When I was processing the anger at my parents during therapy, I had some really overwhelming dreams. In my dreams about my dad, I basically always yelled at him--I followed him around detailing all the ways he'd been a bad father. The dreams about my mom were totally different. In one I stabbed her. In one, I pushed her out the window. In another, I CUT OFF HER HEAD, and put it in a cannon and shot it into space.


askye - Jul 06, 2017 9:21:31 am PDT #908 of 8185
Thrive to spite them

I'm really glad we have each other. Hugs to everyone.

I'm dealing with allowing my self to be angry and grieve over a lot of things. Not necessarily at my parents but I never felt like it was ok I think mostly because the things weren't treated like a reason to be sad or angry.

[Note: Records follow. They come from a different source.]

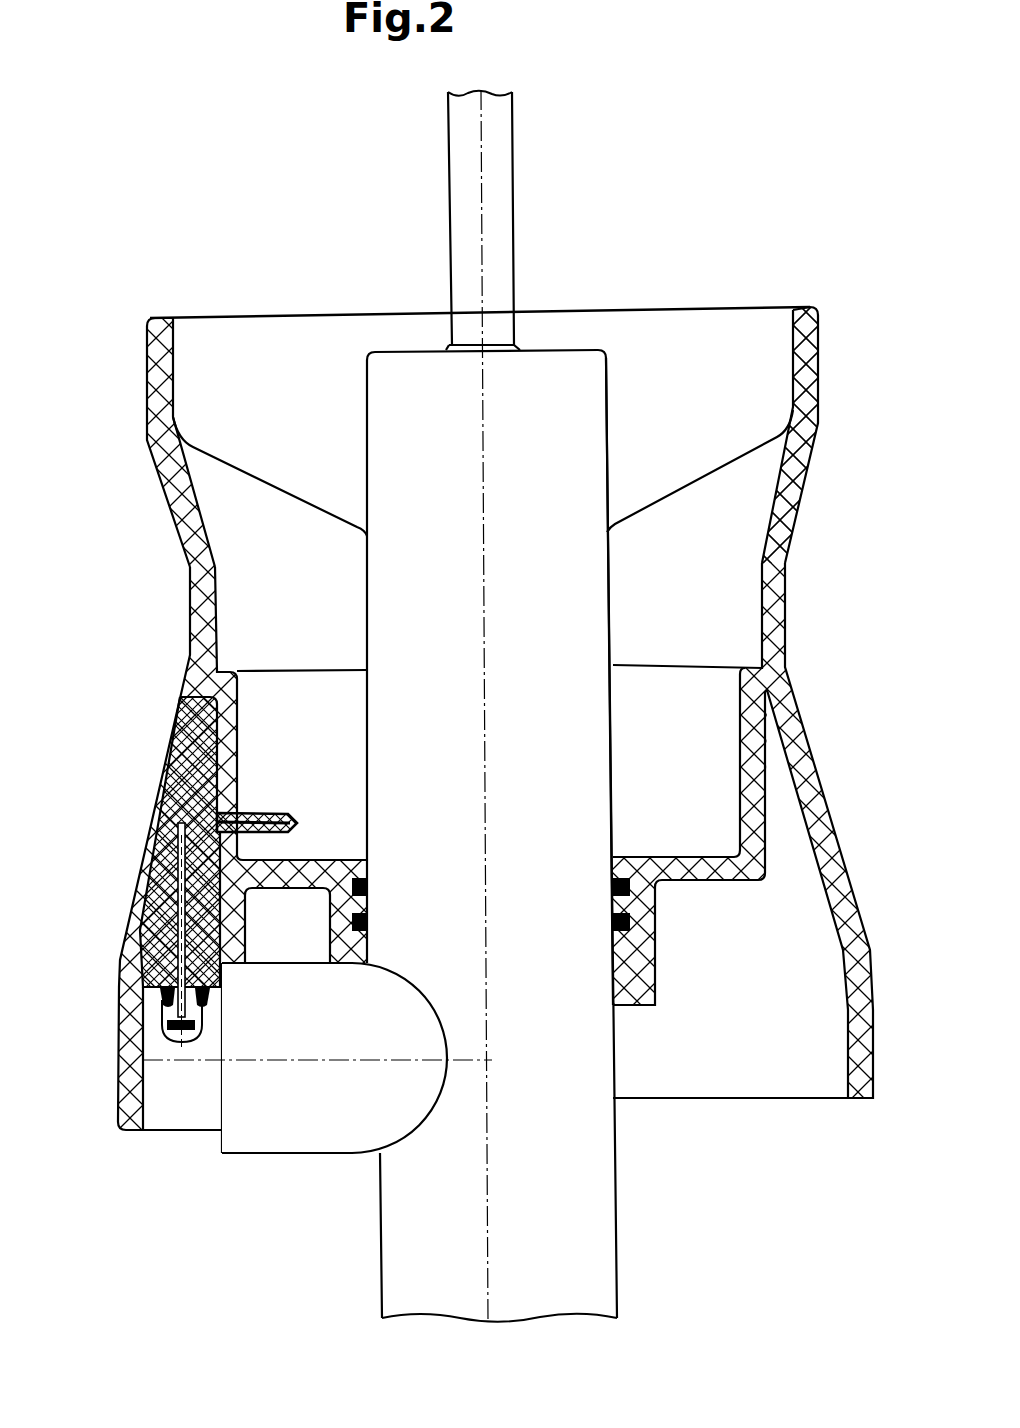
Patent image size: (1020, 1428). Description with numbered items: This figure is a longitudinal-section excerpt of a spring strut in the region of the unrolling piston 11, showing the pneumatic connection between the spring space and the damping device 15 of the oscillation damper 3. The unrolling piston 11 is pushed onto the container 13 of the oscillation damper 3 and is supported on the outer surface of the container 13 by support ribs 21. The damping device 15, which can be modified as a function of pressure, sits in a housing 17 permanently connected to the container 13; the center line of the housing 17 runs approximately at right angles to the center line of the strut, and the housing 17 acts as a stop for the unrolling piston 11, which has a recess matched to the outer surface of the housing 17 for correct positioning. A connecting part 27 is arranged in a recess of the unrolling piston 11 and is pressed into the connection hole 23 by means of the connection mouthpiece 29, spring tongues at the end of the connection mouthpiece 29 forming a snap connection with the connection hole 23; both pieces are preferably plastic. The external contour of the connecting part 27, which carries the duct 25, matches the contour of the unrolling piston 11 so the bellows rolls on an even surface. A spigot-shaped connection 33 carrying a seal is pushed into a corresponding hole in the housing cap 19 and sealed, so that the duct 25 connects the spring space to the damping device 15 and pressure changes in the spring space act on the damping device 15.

The oscillation damper 3 is at (617, 1170).
The unrolling piston 11 is at (806, 428).
The container 13 is at (585, 1242).
The damping device 15 is at (312, 1152).
The housing 17 is at (237, 1127).
The housing cap 19 is at (162, 1113).
The support ribs 21 is at (790, 563).
The connection hole 23 is at (158, 803).
The duct 25 is at (157, 830).
The connecting part 27 is at (145, 863).
The connection mouthpiece 29 is at (178, 727).
The connection 33 is at (160, 1000).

I'm going to recommend a book called Understanding and Treating Chronic Shame. Dad gave it to me because he read it and recognized himself in it and thought it would help me. It's not just about being made to feel shame about who you are but also about how the different ways we are shamed as kids (like by expressing feelings) effects us


Steph L. - Jul 06, 2017 9:22:09 am PDT #909 of 8185
Unusually and exceedingly peculiar and altogether quite impossible to describe

Old Jack patiently listened to me then told me I had every right to be angry and to just go ahead and be angry, but it wasn't going to make me feel any better or solve the issues. He started asking me questions. Did I feel better being angry? Would it change anything? Then he redirected me to making a plan to make my living condition better.

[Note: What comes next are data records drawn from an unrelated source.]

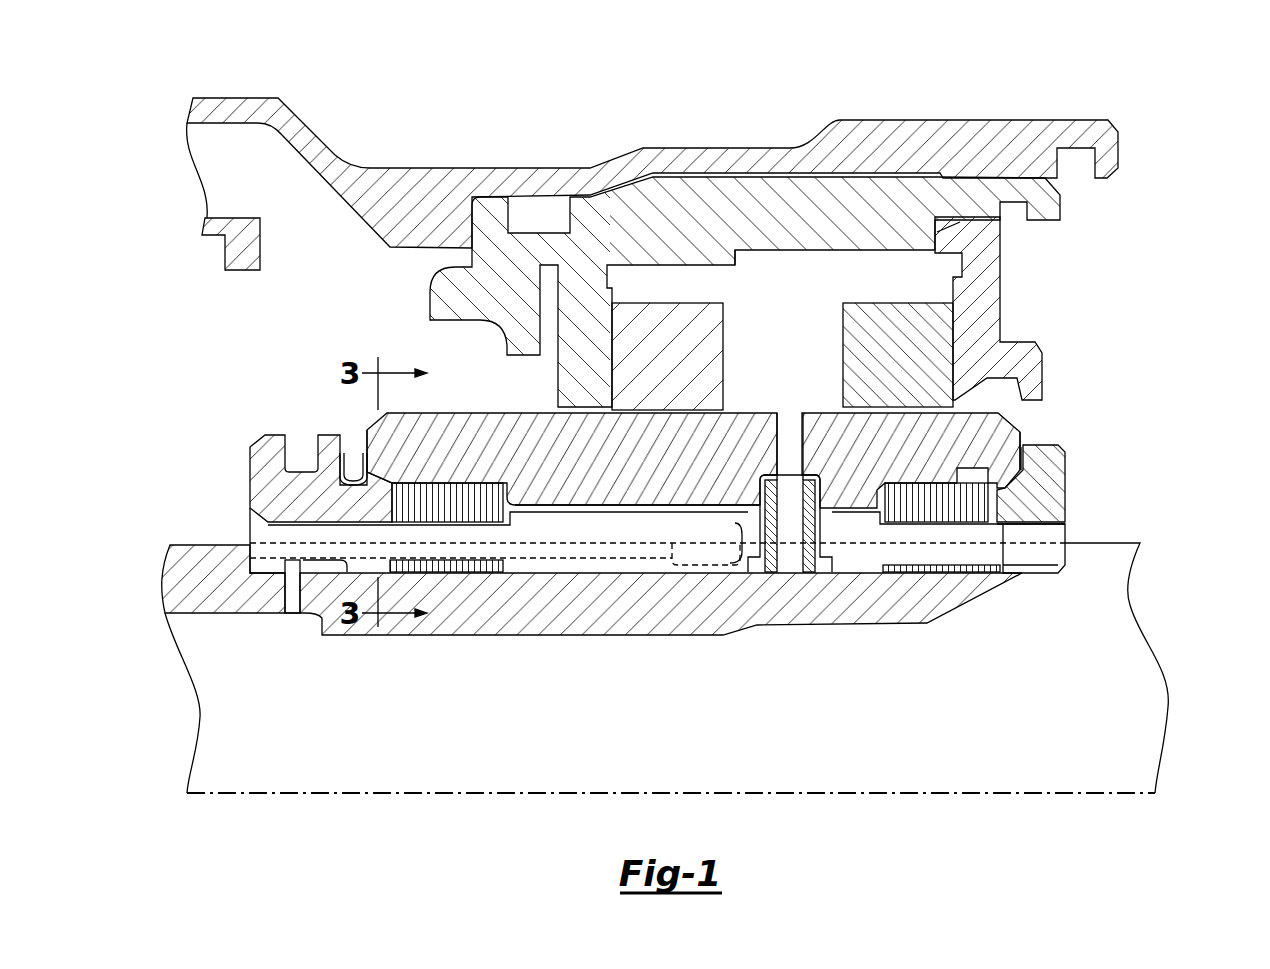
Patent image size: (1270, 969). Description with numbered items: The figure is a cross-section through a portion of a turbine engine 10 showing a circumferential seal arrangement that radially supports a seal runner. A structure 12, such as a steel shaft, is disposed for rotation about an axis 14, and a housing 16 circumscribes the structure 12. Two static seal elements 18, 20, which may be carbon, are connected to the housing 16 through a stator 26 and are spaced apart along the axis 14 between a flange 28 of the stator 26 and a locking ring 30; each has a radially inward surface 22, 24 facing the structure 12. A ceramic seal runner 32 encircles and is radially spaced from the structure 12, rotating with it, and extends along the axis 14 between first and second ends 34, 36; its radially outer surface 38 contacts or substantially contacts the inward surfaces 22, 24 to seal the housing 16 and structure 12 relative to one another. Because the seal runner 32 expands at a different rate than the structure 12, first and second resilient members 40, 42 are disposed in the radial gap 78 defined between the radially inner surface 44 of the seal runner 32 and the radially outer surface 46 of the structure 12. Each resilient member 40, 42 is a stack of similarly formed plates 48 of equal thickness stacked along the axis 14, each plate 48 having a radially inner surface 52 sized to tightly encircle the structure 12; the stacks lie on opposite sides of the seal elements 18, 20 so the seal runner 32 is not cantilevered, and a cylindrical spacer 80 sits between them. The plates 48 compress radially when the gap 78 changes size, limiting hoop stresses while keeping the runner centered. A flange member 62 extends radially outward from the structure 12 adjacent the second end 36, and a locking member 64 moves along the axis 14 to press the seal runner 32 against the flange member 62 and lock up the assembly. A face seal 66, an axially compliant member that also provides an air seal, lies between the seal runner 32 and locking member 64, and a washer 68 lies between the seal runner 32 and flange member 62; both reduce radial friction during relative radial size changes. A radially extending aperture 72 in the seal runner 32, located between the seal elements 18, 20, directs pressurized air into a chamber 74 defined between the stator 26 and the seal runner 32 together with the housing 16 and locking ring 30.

The turbine engine 10 is at (1165, 105).
The structure 12 is at (868, 600).
The axis 14 is at (1055, 793).
The housing 16 is at (936, 147).
The seal element 18 is at (657, 369).
The seal element 20 is at (889, 369).
The radially inward surface 22 is at (713, 420).
The radially inward surface 24 is at (858, 426).
The stator 26 is at (667, 228).
The flange 28 is at (587, 318).
The locking ring 30 is at (975, 272).
The seal runner 32 is at (657, 472).
The first end 34 is at (363, 415).
The second end 36 is at (1050, 416).
The radially outer surface 38 is at (435, 413).
The first resilient member 40 is at (447, 603).
The second resilient member 42 is at (960, 583).
The radially inner surface 44 is at (541, 505).
The radially outer surface 46 is at (610, 573).
The plates 48 is at (467, 495).
The radially inner surface 52 is at (473, 575).
The flange member 62 is at (1047, 477).
The locking member 64 is at (270, 455).
The face seal 66 is at (350, 443).
The washer 68 is at (1067, 457).
The aperture 72 is at (778, 450).
The chamber 74 is at (763, 268).
The radial gap 78 is at (703, 510).
The cylindrical spacer 80 is at (560, 532).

He compared anger with jealousy. He said both were useless emotions that only made you feel worse and didn't change or solve a damned thing. He tapped into my logical side and it helped.

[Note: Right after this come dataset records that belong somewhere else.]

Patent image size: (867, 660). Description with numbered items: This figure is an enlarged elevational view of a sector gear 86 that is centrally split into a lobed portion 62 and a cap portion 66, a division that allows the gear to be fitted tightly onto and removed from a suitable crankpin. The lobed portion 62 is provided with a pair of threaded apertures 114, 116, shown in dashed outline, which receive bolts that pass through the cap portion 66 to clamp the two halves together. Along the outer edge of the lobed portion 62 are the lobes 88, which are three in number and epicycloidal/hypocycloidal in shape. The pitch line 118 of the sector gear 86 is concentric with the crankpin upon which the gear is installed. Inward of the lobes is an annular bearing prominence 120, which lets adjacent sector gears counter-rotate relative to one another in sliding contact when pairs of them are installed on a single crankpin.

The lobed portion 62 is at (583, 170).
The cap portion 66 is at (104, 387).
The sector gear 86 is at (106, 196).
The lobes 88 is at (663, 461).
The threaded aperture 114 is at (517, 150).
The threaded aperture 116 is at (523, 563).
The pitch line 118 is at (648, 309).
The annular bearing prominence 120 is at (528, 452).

I agree with that in a general sense, but I really need to be able to be angry at my parents. To answer the question "Did I feel better being angry?" Oh, FUCK YES I do.

In another, I CUT OFF HER HEAD, and put it in a cannon and shot it into space.

That is MAGNIFICENT.


Hil R. - Jul 06, 2017 9:30:28 am PDT #910 of 8185
Sometimes I think I might just move up to Vermont, open a bookstore or a vegan restaurant. Adam Schlesinger, z''l

I was angry at my mom sometimes when I was a teenager, and I definitely expressed that anger. Nowadays, I kind of feel like expressing it is pointless -- it won't change anything, and it will just upset her. And I know that her health isn't great, and I kind of always feel like, "Is this what should be the last thought I have about her while she's alive?" Because she has her issues, but she's also been really great in a lot of ways. Like, talking to other people who grew up with chronic pain, a lot of them say that their parents didn't believe them. My mom never did that -- if I said that I hurt, then I hurt, and she would help me try to find ways to hurt less.


Dana - Jul 06, 2017 9:33:54 am PDT #911 of 8185
"I'm useless alone." // "We're all useless alone. It's a good thing you're not alone."

Things would sure be easier if people were simpler.


P.M. Marc - Jul 06, 2017 9:34:32 am PDT #912 of 8185
So come, my friends, be not afraid/We are so lightly here/It is in love that we are made; In love we disappear

I agree with that in a general sense, but I really need to be able to be angry at my parent

The trick, and this is where therapy will eventually take you, is accepting your anger but also working to move past it so that you are functional and not a rageball.

Warning: this can take years. But being neither repressing 24/7 nor raging helplessly against things that can't be undone is a sustainable state.


Laura - Jul 06, 2017 9:37:29 am PDT #913 of 8185
Our wings are not tired.

"Did I feel better being angry?" Oh, FUCK YES I do.

This goes under the category of if it feels good, do it. I absolutely agree with allowing yourself to feel and express anger.

I grew up with and still have a lot of people around me that are big with large and loud expressions of anger, or other emotions. Several have asked me, don't I ever get angry because they don't see that in me. It is hard to express, but it doesn't work for me. It makes me feel worse, not better. So I don't do it anymore.